Nietzsche - Sabedoria do corpo
por Jean Granier

 


Nietzsche - Sabedoria do corpo

por Jean Granier

Partindo da consciência, formas-se uma representação superficial e aberrante da vida psíquica, cai-se vítima da falsa separação entre a alma e o corpo, é-se irresistivelmente atraído para o Idealismo e fascinado pelas miragens da metafísica. Pretende-se, ao menos uma vez, ter os meios de uma interpretação adequada da realidade, não ter nenhuma hesitação: é preciso, afirma Nietzsche, deixar de conceber crédito à consciência e se voltar para o corpo. Pois é o corpo o único que tem condições de nos instruir sobre o valor de nossa personalidade profunda. Colocarmo-nos, para decifrar o mundo, no ponto de vista do corpo: é esta a desconcertante, mas fecunda “Revolução copernicana” que Nietzsche nos sugere, e que, em comparação à célebre Revolução kantiana, substituirá o cogito transcendental (e, aliás, todo cogito garantido pela consciência de si) pela compreensão viva que define a subjetividade corporal. Trata-se, com efeito, de um corpo em que a consciência é uma simples função entre outras, e cuja atividade já é desde sempre, por si mesma, manifestação de uma subjetividade, em outros termos, produção intencional de significações. Assim Nietzsche escolhe falar do corpo como um “Si” (das Selbst) e lhe dar magnitude como “a grande razão”: “O corpo é uma grande razão, uma multidão unânime, um estado de pás e de guerra, um rebanho e seu pastor. Esta pequena razão que dizes ser seu espírito, é meu irmão, é apenas um instrumento de seu corpo, e um pequenino instrumento, um joguete de tua grande razão” (Assim falou Zaratustra). A partir disso já não é um escândalo (exceto para um incondicional guardião de cogito!) atribuir o pensamento ao próprio corpo: “Admite-se aqui”, declara Nietzsche com tranquila segurança, “que todo organismo pensa, que todas as formações orgânicas participam do pensar, do sentir, do querer e por conseguinte, que o cérebro é somente um enorme aparelho de concentração” (Fragmentos sobre a energia e a potência). O dualismo da res cogitans e da res extensa é derrubado por fórmulas deste gênero: “Por toda parte onde vemos ou adivinhamos um movimento no corpo, é preciso concluir que há uma vida invisível e subjetiva ligado a ele” (Vontade e potência I).
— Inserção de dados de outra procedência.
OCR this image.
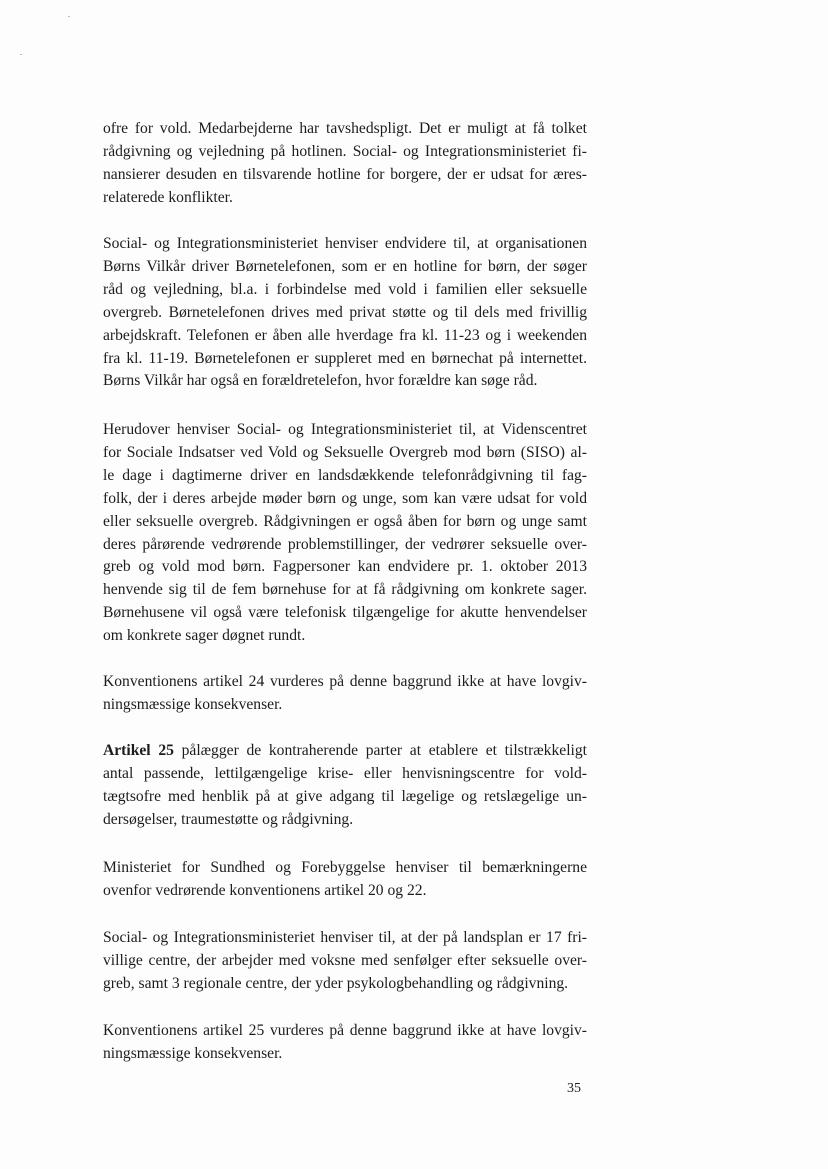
ofre for vold. Medarbejderne har tavshedspligt. Det er muligt at få tolket
rådgivning og vejledning på hotlinen. Social- og Integrationsministeriet fi-
nansierer desuden en tilsvarende hotline for borgere, der er udsat for æres-
relaterede konflikter.

Social- og Integrationsministeriet henviser endvidere til, at organisationen
Børns Vilkår driver Børnetelefonen, som er en hotline for børn, der søger
råd og vejledning, bl.a. i forbindelse med vold i familien eller seksuelle
overgreb. Børnetelefonen drives med privat støtte og til dels med frivillig
arbejdskraft. Telefonen er åben alle hverdage fra kl. 11-23 og i weekenden
fra kl. 11-19. Børnetelefonen er suppleret med en børnechat på internettet.
Børns Vilkår har også en forældretelefon, hvor forældre kan søge råd.

Herudover henviser Social- og Integrationsministeriet til, at Videnscentret
for Sociale Indsatser ved Vold og Seksuelle Overgreb mod børn (SISO) al-
le dage i dagtimerne driver en landsdækkende telefonrådgivning til fag-
folk, der i deres arbejde møder børn og unge, som kan være udsat for vold
eller seksuelle overgreb. Rådgivningen er også åben for børn og unge samt
deres pårørende vedrørende problemstillinger, der vedrører seksuelle over-
greb og vold mod børn. Fagpersoner kan endvidere pr. 1. oktober 2013
henvende sig til de fem børnehuse for at få rådgivning om konkrete sager.
Børnehusene vil også være telefonisk tilgængelige for akutte henvendelser
om konkrete sager døgnet rundt.

Konventionens artikel 24 vurderes på denne baggrund ikke at have lovgiv-
ningsmæssige konsekvenser.

Artikel 25 pålægger de kontraherende parter at etablere et tilstrækkeligt
antal passende, lettilgængelige krise- eller henvisningscentre for vold-
tægtsofre med henblik på at give adgang til lægelige og retslægelige un-
dersøgelser, traumestøtte og rådgivning.

Ministeriet for Sundhed og Forebyggelse henviser til bemærkningerne
ovenfor vedrørende konventionens artikel 20 og 22.

Social- og Integrationsministeriet henviser til, at der på landsplan er 17 fri-
villige centre, der arbejder med voksne med senfølger efter seksuelle over-
greb, samt 3 regionale centre, der yder psykologbehandling og rådgivning.

Konventionens artikel 25 vurderes på denne baggrund ikke at have lovgiv-
ningsmæssige konsekvenser.

35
Melhor: é preciso admitir que esse pensamento corporal, inconsciente, com toda a sua gama de operações delicadas como julgar, imaginar, criar valores, é muito mais aperfeiçoado e sutil do que o pensamento consciente associado ao eu e ao intelecto: “A esplêndida coesão dos mais múltiplos seres vivos, o modo como as atividades superiores e inferiores se ajustam e se integram entre si, essa obediência multiforme, não-cega, e menos ainda mecânica, mas crítica, prudente, cuidadosa ou mesmo rebelde – todo esse fenômeno do ‘corpo’ é, do ponto de vista intelectual, tão superior à nossa consciência, ao nosso ‘espírito’, aos nossos modos conscientes de pensar, do sentir e de querer, quanto a álgebra é superior à tabuada” (Vontade de potência I). Não é difícil de convencer disso, desde que se cuide de reinserir a consciência no contexto da vida e do mundo real, ao invés de se hipnotizar pela evidência pontual do cogito. Então revela-se claramente que as intermitências da consciência de si e os grosseiros erros que ela comete, tanto em suas avaliações do mundo exterior quanto em sua representação do corpo, tornariam impossível o desenvolvimento dos organismos, caso o corpo já não assegurasse continuamente a solução dos problemas fundamentais. De modo que o intelecto e, de modo geral, as faculdades do espírito consciente são chamados a intervir apenas ocasionalmente, obedecendo a comandos transmitidos pelo próprio corpo (Vontade de potência I).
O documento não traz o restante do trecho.